The background to this matter was as follows:
- The parties had been in a forty year marriage. There was conflicting valuation evidence relating to a rural lifestyle home. It was the principal asset of the parties. One valuer valued the property at $595,000.00 and another valued it at $800,000.00.
- The two valuers conferred but neither was prepared to change their opinion. The valuers did agree that the property was a rural lifestyle property and not a commercially viable property, that there were a limited number of sales which could be used as comparable sales and there were no sales of properties which closely resembled the property in question.

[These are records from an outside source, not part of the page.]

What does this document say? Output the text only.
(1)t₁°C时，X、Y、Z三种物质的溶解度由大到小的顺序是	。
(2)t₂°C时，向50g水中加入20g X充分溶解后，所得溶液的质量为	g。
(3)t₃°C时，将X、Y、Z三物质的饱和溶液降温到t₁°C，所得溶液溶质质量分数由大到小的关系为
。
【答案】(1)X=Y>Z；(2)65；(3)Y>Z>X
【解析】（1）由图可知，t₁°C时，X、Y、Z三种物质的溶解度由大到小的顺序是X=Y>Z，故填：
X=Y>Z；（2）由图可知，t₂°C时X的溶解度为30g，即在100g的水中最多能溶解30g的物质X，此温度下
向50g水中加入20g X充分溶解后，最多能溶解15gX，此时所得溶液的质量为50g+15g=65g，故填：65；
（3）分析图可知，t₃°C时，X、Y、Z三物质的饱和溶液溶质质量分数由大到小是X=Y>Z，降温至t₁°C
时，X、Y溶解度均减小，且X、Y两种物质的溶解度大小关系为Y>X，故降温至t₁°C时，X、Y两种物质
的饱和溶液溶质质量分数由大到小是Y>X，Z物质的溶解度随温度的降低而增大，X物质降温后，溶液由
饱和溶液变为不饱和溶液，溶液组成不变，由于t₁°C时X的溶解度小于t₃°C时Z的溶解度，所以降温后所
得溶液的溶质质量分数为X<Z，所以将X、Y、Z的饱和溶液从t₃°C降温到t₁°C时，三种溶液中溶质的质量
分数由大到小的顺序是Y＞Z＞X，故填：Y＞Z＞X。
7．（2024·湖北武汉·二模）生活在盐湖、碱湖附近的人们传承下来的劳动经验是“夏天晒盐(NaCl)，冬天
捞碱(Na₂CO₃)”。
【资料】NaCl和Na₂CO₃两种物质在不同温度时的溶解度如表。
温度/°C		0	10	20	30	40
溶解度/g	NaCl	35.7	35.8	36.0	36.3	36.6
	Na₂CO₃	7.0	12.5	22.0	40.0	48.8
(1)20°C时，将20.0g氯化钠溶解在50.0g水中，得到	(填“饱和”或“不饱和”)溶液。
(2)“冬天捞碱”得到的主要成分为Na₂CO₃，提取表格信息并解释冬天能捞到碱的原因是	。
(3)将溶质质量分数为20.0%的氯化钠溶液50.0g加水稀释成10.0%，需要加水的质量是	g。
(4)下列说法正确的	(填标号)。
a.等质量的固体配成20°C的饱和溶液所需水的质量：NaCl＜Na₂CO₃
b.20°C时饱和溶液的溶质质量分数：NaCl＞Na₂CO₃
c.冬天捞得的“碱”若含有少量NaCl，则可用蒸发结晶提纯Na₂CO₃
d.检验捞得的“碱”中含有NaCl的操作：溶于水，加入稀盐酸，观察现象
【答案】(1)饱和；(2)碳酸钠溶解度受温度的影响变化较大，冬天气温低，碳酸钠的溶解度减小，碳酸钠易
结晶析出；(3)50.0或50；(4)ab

- The first valuer initially considered the comparable sales and formed a view based on those sales. As a cross check, he then considered components of the property (the land and buildings on it) and what the information in the comparable sales suggested were reasonable figures to place on the components and then formed his final opinion as to value.
- The second valuer was of the opinion that the sales data did not provide sufficient information to allow him to form an opinion. He valued the property from two separate different angles, namely he valued the component parts, including land and buildings and value of the business, and came to an opinion by adding up the components. He also valued the property on its carrying capacity.
- The Judge found that there were problems with both valuers’ approaches. The Judge found that he should follow an old court authority from 1953 which stated that he must, by common sense, endeavour after consideration of all the material before the Court, to fix a sum satisfactory to the mind of the Court as representing the value contained in the land.
Ultimately the Judge preferred the first valuer’s approach because he found the second valuer committed a number of errors which included, by accepting the wife’s assertion about a cleared area of the property and using the capitalised value of the business as one of his components, he failed to step back and consider the likely sale price of the property as opposed to the value of its components.